Иден понимала, что королева думает о Ричарде, который красовался сейчас во главе своих войск.
– Поспешим, миледи, – быстро сказала она, желая развеять печальное настроение утра, – проедем через ворота и осмотрим город. Теперь нас ничто не удерживает. Только подумай! Не будет больше вооруженной охраны, в окружении которой чувствуешь себя пленницей, вроде тех несчастных язычников. – Она кивнула на приближавшуюся колонну, которой скоро предстояло быть разделенной на отдельные группы, в соответствии с рангом пленных и их принадлежностью новым хозяевам.
У открытых ворот образовалась всеобщая суета. Теперь, когда души их больше не омрачало вынужденное созерцание страданий других людей, крестоносцы принялись вкушать радость победы. Они вошли в Сен-Жан д'Акр под звуки труб и барабанов, причем великолепный маркиз Монферратский превзошел столь же великолепного короля Англии и первый с триумфом въехал в ворота. Везде: на стенах и башнях, в амбразурах и окнах, на крышах и над порталами – красовались знамена христианского мира: геральдические лилии, львы и леопарды, горностаи и орлы и над всем этим кресты – белый английский, алый французский и изумрудный крест Фландрии. Поднялся легкий ветерок, и знамена затрепетали, вызывая радостные крики. Горести остались позади, и наступил праздник.

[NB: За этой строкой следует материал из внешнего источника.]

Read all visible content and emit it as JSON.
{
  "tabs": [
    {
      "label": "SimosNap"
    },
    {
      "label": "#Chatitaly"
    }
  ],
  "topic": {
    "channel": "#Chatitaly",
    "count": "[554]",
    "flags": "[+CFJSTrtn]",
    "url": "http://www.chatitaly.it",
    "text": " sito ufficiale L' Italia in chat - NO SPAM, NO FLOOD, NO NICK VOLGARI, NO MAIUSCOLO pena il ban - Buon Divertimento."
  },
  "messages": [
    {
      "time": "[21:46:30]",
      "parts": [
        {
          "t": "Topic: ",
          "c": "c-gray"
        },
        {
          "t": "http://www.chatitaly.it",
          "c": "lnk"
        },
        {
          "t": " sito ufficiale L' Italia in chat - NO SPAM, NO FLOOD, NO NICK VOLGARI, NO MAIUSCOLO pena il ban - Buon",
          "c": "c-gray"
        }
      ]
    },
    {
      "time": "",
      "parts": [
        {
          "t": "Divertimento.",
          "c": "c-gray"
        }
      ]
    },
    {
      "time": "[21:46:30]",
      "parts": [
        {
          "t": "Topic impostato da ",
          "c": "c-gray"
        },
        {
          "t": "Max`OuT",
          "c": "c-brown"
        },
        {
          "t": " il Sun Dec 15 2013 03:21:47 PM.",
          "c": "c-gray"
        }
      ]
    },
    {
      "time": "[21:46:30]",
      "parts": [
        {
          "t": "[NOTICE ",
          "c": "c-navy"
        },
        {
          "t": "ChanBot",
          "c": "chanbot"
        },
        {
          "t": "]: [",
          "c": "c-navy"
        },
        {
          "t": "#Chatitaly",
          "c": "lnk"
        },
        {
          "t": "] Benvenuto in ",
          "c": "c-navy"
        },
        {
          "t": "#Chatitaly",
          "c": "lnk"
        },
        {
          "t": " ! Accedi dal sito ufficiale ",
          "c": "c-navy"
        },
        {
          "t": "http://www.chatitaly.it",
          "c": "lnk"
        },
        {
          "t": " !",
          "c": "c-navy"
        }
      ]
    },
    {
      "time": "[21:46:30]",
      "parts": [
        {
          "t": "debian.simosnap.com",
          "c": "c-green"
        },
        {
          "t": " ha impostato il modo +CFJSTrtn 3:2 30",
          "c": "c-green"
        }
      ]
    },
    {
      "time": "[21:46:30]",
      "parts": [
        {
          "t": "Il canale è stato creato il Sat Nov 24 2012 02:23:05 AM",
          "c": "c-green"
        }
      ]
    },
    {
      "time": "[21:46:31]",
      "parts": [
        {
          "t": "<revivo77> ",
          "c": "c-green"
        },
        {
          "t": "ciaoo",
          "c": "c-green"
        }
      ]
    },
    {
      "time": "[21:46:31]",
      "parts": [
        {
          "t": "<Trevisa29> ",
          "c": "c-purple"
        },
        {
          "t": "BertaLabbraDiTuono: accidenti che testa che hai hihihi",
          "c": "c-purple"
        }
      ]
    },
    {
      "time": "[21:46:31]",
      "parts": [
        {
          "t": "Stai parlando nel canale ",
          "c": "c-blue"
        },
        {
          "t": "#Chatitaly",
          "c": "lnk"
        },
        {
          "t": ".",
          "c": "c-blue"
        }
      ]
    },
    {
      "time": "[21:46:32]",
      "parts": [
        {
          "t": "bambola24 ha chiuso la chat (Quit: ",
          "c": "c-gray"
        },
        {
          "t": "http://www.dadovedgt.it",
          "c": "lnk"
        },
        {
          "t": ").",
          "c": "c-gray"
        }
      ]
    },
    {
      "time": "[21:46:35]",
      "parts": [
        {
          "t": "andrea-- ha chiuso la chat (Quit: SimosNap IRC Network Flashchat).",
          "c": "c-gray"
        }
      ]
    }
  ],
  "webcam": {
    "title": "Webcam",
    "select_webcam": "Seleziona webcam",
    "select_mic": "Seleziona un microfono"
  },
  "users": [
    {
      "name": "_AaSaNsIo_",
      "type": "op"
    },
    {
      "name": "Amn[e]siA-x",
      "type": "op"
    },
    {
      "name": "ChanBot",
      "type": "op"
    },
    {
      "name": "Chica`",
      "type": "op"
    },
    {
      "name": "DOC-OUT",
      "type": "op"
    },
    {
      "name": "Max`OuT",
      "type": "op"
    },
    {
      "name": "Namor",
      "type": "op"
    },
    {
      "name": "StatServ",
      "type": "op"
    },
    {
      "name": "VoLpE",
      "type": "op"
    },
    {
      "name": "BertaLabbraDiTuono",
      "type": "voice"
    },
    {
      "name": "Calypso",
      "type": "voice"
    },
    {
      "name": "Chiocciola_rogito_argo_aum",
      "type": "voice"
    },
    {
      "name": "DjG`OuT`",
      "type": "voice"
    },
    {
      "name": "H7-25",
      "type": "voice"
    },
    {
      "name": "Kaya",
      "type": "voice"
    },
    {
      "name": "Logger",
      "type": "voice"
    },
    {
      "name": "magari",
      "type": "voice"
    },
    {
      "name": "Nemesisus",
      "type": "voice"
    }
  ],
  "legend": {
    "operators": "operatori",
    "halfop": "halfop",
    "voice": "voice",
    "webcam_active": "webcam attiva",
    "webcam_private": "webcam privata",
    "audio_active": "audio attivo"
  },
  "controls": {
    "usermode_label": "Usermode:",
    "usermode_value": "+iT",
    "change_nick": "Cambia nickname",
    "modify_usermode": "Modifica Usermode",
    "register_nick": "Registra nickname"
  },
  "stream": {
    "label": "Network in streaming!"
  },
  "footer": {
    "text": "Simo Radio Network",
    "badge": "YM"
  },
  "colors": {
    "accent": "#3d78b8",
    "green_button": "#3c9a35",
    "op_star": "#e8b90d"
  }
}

В сопровождении символической охраны всего из четырех человек королева и Иден погрузились в шумящий город. Солдаты с большим трудом прокладывали дорогу в образовавшейся давке. Их проклятия перемежались с традиционным "Noel", когда кто-нибудь узнавал их и приветствовал Беренгарию.
– Как они могут узнать меня? – недоумевала она. – Ведь они имели возможность видеть меня только издали, в гавани. Наверное, они приветствуют великолепие моего туалета или красоту моей спутницы.
– Не происходит ли это потому, что наш эскорт выкрикивает "Дорогу королеве!" – предположила Иден.
– В самом деле? Их речь такая невнятная. Я ни слова не могу разобрать.
– Это английская речь, миледи, – пояснила Иден с легкой укоризной. – Они урожденные саксы, из Норфолка, что к северу от моих владений.
Смущенная Беренгария коснулась ее руки.
– Прости меня. Могу поклясться, что наваррский говор звучал бы столь же непривычно для твоего слуха.
В это мгновение ее лошадь отпрянула и в глазах королевы мелькнул испуг.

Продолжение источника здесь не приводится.